A Agência da CBF iniciou a análise técnica do pré-acordo entre o Vasco e o empresário Marcos Lamacchia para a aquisição da SAF vascaína. O procedimento de averiguação ocorre após o envio de todos os documentos, incluindo o Memorando de Entendimento (MOU), que detalha a estrutura financeira da operação. O foco central da investigação é o cumprimento das normas de Fair Play Financeiro.

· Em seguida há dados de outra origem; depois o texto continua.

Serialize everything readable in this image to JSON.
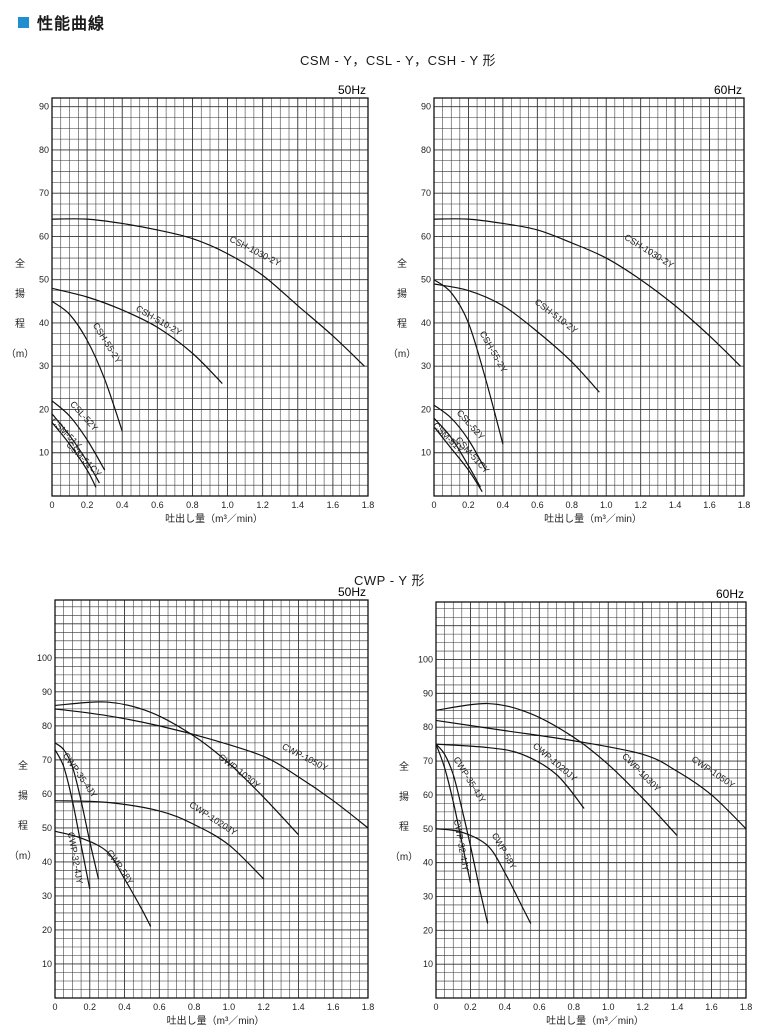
{
  "section": {
    "title": "性能曲線"
  },
  "groups": [
    {
      "title": "CSM - Y，CSL - Y，CSH - Y 形"
    },
    {
      "title": "CWP - Y 形"
    }
  ],
  "chart_data": [
    {
      "type": "line",
      "frequency": "50Hz",
      "xlabel": "吐出し量（m³／min）",
      "ylabel": [
        "全",
        "揚",
        "程",
        "（m）"
      ],
      "xlim": [
        0,
        1.8
      ],
      "ylim": [
        0,
        92
      ],
      "xticks": [
        0,
        0.2,
        0.4,
        0.6,
        0.8,
        1.0,
        1.2,
        1.4,
        1.6,
        1.8
      ],
      "xtick_labels": [
        "0",
        "0.2",
        "0.4",
        "0.6",
        "0.8",
        "1.0",
        "1.2",
        "1.4",
        "1.6",
        "1.8"
      ],
      "yticks": [
        10,
        20,
        30,
        40,
        50,
        60,
        70,
        80,
        90
      ],
      "series": [
        {
          "name": "CSH-1030-2Y",
          "label_at": [
            1.15,
            56
          ],
          "label_angle": 27,
          "points": [
            [
              0,
              64
            ],
            [
              0.2,
              64
            ],
            [
              0.4,
              63
            ],
            [
              0.6,
              61.5
            ],
            [
              0.8,
              59.5
            ],
            [
              1.0,
              56
            ],
            [
              1.2,
              51
            ],
            [
              1.4,
              44
            ],
            [
              1.6,
              37
            ],
            [
              1.78,
              30
            ]
          ]
        },
        {
          "name": "CSH-510-2Y",
          "label_at": [
            0.6,
            40
          ],
          "label_angle": 30,
          "points": [
            [
              0,
              48
            ],
            [
              0.2,
              46
            ],
            [
              0.4,
              43
            ],
            [
              0.6,
              39
            ],
            [
              0.8,
              33
            ],
            [
              0.97,
              26
            ]
          ]
        },
        {
          "name": "CSH-55-2Y",
          "label_at": [
            0.3,
            35
          ],
          "label_angle": 58,
          "points": [
            [
              0,
              45
            ],
            [
              0.1,
              42
            ],
            [
              0.2,
              36
            ],
            [
              0.3,
              27
            ],
            [
              0.4,
              15
            ]
          ]
        },
        {
          "name": "CSL-52Y",
          "label_at": [
            0.17,
            18
          ],
          "label_angle": 48,
          "points": [
            [
              0,
              22
            ],
            [
              0.1,
              18.5
            ],
            [
              0.2,
              13
            ],
            [
              0.3,
              6
            ]
          ]
        },
        {
          "name": "CSM-51Y",
          "label_at": [
            0.07,
            14
          ],
          "label_angle": 45,
          "points": [
            [
              0,
              19
            ],
            [
              0.1,
              14
            ],
            [
              0.2,
              8
            ],
            [
              0.27,
              3
            ]
          ]
        },
        {
          "name": "CSM-51CY",
          "label_at": [
            0.17,
            8
          ],
          "label_angle": 45,
          "points": [
            [
              0,
              17
            ],
            [
              0.1,
              12
            ],
            [
              0.2,
              6
            ],
            [
              0.25,
              2
            ]
          ]
        }
      ]
    },
    {
      "type": "line",
      "frequency": "60Hz",
      "xlabel": "吐出し量（m³／min）",
      "ylabel": [
        "全",
        "揚",
        "程",
        "（m）"
      ],
      "xlim": [
        0,
        1.8
      ],
      "ylim": [
        0,
        92
      ],
      "xticks": [
        0,
        0.2,
        0.4,
        0.6,
        0.8,
        1.0,
        1.2,
        1.4,
        1.6,
        1.8
      ],
      "xtick_labels": [
        "0",
        "0.2",
        "0.4",
        "0.6",
        "0.8",
        "1.0",
        "1.2",
        "1.4",
        "1.6",
        "1.8"
      ],
      "yticks": [
        10,
        20,
        30,
        40,
        50,
        60,
        70,
        80,
        90
      ],
      "series": [
        {
          "name": "CSH-1030-2Y",
          "label_at": [
            1.24,
            56
          ],
          "label_angle": 32,
          "points": [
            [
              0,
              64
            ],
            [
              0.2,
              64
            ],
            [
              0.4,
              63
            ],
            [
              0.6,
              61.5
            ],
            [
              0.8,
              58.5
            ],
            [
              1.0,
              55
            ],
            [
              1.2,
              50
            ],
            [
              1.4,
              44
            ],
            [
              1.6,
              37
            ],
            [
              1.78,
              30
            ]
          ]
        },
        {
          "name": "CSH-510-2Y",
          "label_at": [
            0.7,
            41
          ],
          "label_angle": 37,
          "points": [
            [
              0,
              49
            ],
            [
              0.2,
              47.5
            ],
            [
              0.4,
              44
            ],
            [
              0.6,
              38
            ],
            [
              0.8,
              31
            ],
            [
              0.96,
              24
            ]
          ]
        },
        {
          "name": "CSH-55-2Y",
          "label_at": [
            0.33,
            33
          ],
          "label_angle": 60,
          "points": [
            [
              0,
              50
            ],
            [
              0.1,
              47
            ],
            [
              0.2,
              40
            ],
            [
              0.3,
              27
            ],
            [
              0.4,
              12
            ]
          ]
        },
        {
          "name": "CSL-52Y",
          "label_at": [
            0.2,
            16
          ],
          "label_angle": 48,
          "points": [
            [
              0,
              21
            ],
            [
              0.1,
              18
            ],
            [
              0.2,
              13
            ],
            [
              0.3,
              6
            ]
          ]
        },
        {
          "name": "CSM-51Y",
          "label_at": [
            0.07,
            13
          ],
          "label_angle": 45,
          "points": [
            [
              0,
              18
            ],
            [
              0.1,
              13.5
            ],
            [
              0.2,
              7
            ],
            [
              0.27,
              2
            ]
          ]
        },
        {
          "name": "CSM-51CY",
          "label_at": [
            0.21,
            9
          ],
          "label_angle": 48,
          "points": [
            [
              0,
              16
            ],
            [
              0.1,
              11
            ],
            [
              0.2,
              6
            ],
            [
              0.28,
              1
            ]
          ]
        }
      ]
    },
    {
      "type": "line",
      "frequency": "50Hz",
      "xlabel": "吐出し量（m³／min）",
      "ylabel": [
        "全",
        "揚",
        "程",
        "（m）"
      ],
      "xlim": [
        0,
        1.8
      ],
      "ylim": [
        0,
        117
      ],
      "xticks": [
        0,
        0.2,
        0.4,
        0.6,
        0.8,
        1.0,
        1.2,
        1.4,
        1.6,
        1.8
      ],
      "xtick_labels": [
        "0",
        "0.2",
        "0.4",
        "0.6",
        "0.8",
        "1.0",
        "1.2",
        "1.4",
        "1.6",
        "1.8"
      ],
      "yticks": [
        10,
        20,
        30,
        40,
        50,
        60,
        70,
        80,
        90,
        100
      ],
      "series": [
        {
          "name": "CWP-1050Y",
          "label_at": [
            1.43,
            70
          ],
          "label_angle": 27,
          "points": [
            [
              0,
              85
            ],
            [
              0.3,
              83
            ],
            [
              0.6,
              80
            ],
            [
              0.9,
              76
            ],
            [
              1.2,
              71
            ],
            [
              1.4,
              65
            ],
            [
              1.6,
              58
            ],
            [
              1.8,
              50
            ]
          ]
        },
        {
          "name": "CWP-1030Y",
          "label_at": [
            1.05,
            66
          ],
          "label_angle": 38,
          "points": [
            [
              0,
              86
            ],
            [
              0.3,
              87
            ],
            [
              0.55,
              84
            ],
            [
              0.8,
              77
            ],
            [
              1.0,
              69
            ],
            [
              1.2,
              59
            ],
            [
              1.4,
              48
            ]
          ]
        },
        {
          "name": "CWP-1020JY",
          "label_at": [
            0.9,
            52
          ],
          "label_angle": 33,
          "points": [
            [
              0,
              58
            ],
            [
              0.3,
              57.5
            ],
            [
              0.6,
              55
            ],
            [
              0.8,
              51
            ],
            [
              1.0,
              45
            ],
            [
              1.2,
              35
            ]
          ]
        },
        {
          "name": "CWP-35-4JY",
          "label_at": [
            0.13,
            65
          ],
          "label_angle": 55,
          "points": [
            [
              0,
              75
            ],
            [
              0.05,
              73
            ],
            [
              0.1,
              68
            ],
            [
              0.15,
              58
            ],
            [
              0.2,
              46
            ],
            [
              0.25,
              35
            ]
          ]
        },
        {
          "name": "CWP-32-4JY",
          "label_at": [
            0.1,
            41
          ],
          "label_angle": 80,
          "points": [
            [
              0,
              73
            ],
            [
              0.05,
              68
            ],
            [
              0.1,
              58
            ],
            [
              0.15,
              45
            ],
            [
              0.2,
              32
            ]
          ]
        },
        {
          "name": "CWP-58Y",
          "label_at": [
            0.36,
            38
          ],
          "label_angle": 55,
          "points": [
            [
              0,
              49
            ],
            [
              0.15,
              47
            ],
            [
              0.3,
              43
            ],
            [
              0.4,
              35
            ],
            [
              0.5,
              26
            ],
            [
              0.55,
              21
            ]
          ]
        }
      ]
    },
    {
      "type": "line",
      "frequency": "60Hz",
      "xlabel": "吐出し量（m³／min）",
      "ylabel": [
        "全",
        "揚",
        "程",
        "（m）"
      ],
      "xlim": [
        0,
        1.8
      ],
      "ylim": [
        0,
        117
      ],
      "xticks": [
        0,
        0.2,
        0.4,
        0.6,
        0.8,
        1.0,
        1.2,
        1.4,
        1.6,
        1.8
      ],
      "xtick_labels": [
        "0",
        "0.2",
        "0.4",
        "0.6",
        "0.8",
        "1.0",
        "1.2",
        "1.4",
        "1.6",
        "1.8"
      ],
      "yticks": [
        10,
        20,
        30,
        40,
        50,
        60,
        70,
        80,
        90,
        100
      ],
      "series": [
        {
          "name": "CWP-1050Y",
          "label_at": [
            1.6,
            66
          ],
          "label_angle": 34,
          "points": [
            [
              0,
              82
            ],
            [
              0.4,
              79
            ],
            [
              0.8,
              76
            ],
            [
              1.2,
              72
            ],
            [
              1.4,
              67
            ],
            [
              1.6,
              60
            ],
            [
              1.8,
              50
            ]
          ]
        },
        {
          "name": "CWP-1030Y",
          "label_at": [
            1.18,
            66
          ],
          "label_angle": 45,
          "points": [
            [
              0,
              85
            ],
            [
              0.3,
              87
            ],
            [
              0.55,
              84
            ],
            [
              0.8,
              77
            ],
            [
              1.0,
              69
            ],
            [
              1.2,
              59
            ],
            [
              1.4,
              48
            ]
          ]
        },
        {
          "name": "CWP-1020JY",
          "label_at": [
            0.68,
            69
          ],
          "label_angle": 40,
          "points": [
            [
              0,
              75
            ],
            [
              0.3,
              74
            ],
            [
              0.5,
              72
            ],
            [
              0.7,
              66
            ],
            [
              0.86,
              56
            ]
          ]
        },
        {
          "name": "CWP-35-4JY",
          "label_at": [
            0.18,
            64
          ],
          "label_angle": 58,
          "points": [
            [
              0,
              75
            ],
            [
              0.05,
              72
            ],
            [
              0.1,
              66
            ],
            [
              0.15,
              56
            ],
            [
              0.2,
              45
            ],
            [
              0.25,
              33
            ],
            [
              0.3,
              22
            ]
          ]
        },
        {
          "name": "CWP-32-4JY",
          "label_at": [
            0.13,
            45
          ],
          "label_angle": 80,
          "points": [
            [
              0,
              75
            ],
            [
              0.05,
              68
            ],
            [
              0.1,
              58
            ],
            [
              0.15,
              46
            ],
            [
              0.2,
              34
            ]
          ]
        },
        {
          "name": "CWP-58Y",
          "label_at": [
            0.38,
            43
          ],
          "label_angle": 60,
          "points": [
            [
              0,
              50
            ],
            [
              0.15,
              49
            ],
            [
              0.3,
              45
            ],
            [
              0.4,
              37
            ],
            [
              0.5,
              27
            ],
            [
              0.55,
              22
            ]
          ]
        }
      ]
    }
  ]
}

O ponto de tensão reside no artigo 86 do regulamento, que veda que uma mesma pessoa ou parentes de primeiro grau exerçam controle sobre clubes de uma mesma divisão. Marcos Lamacchia é enteado de Leila Pereira, presidente do Palmeiras, o que acende um alerta sobre possível conflito de interesses. Embora as partes envolvidas neguem irregularidades, a agência busca determinar se a estrutura societária fere a integridade competitiva.
Impacto e possíveis soluções
O departamento técnico da CBF deve emitir um parecer para julgamento em setembro. Caso seja identificado potencial conflito, a agência pode determinar medidas corretivas. Uma das saídas previstas é o uso de um 'Blind Trust', modelo onde o gestor fica impedido de interferir na administração do clube enquanto durar o vínculo familiar com a presidência de outra agremiação. Vale lembrar que a agência não veta negócios civis, mas tem poder para negar o registro de propriedade no âmbito esportivo.
Perguntas frequentes
Por que a CBF está analisando o negócio do Vasco? Para verificar se há conflito de interesses devido ao parentesco de Marcos Lamacchia com a presidente do Palmeiras, o que pode violar o Fair Play.
O que acontece se houver irregularidade? A CBF pode exigir um 'Blind Trust' para isolar a gestão ou negar o registro de propriedade do novo dono no âmbito esportivo.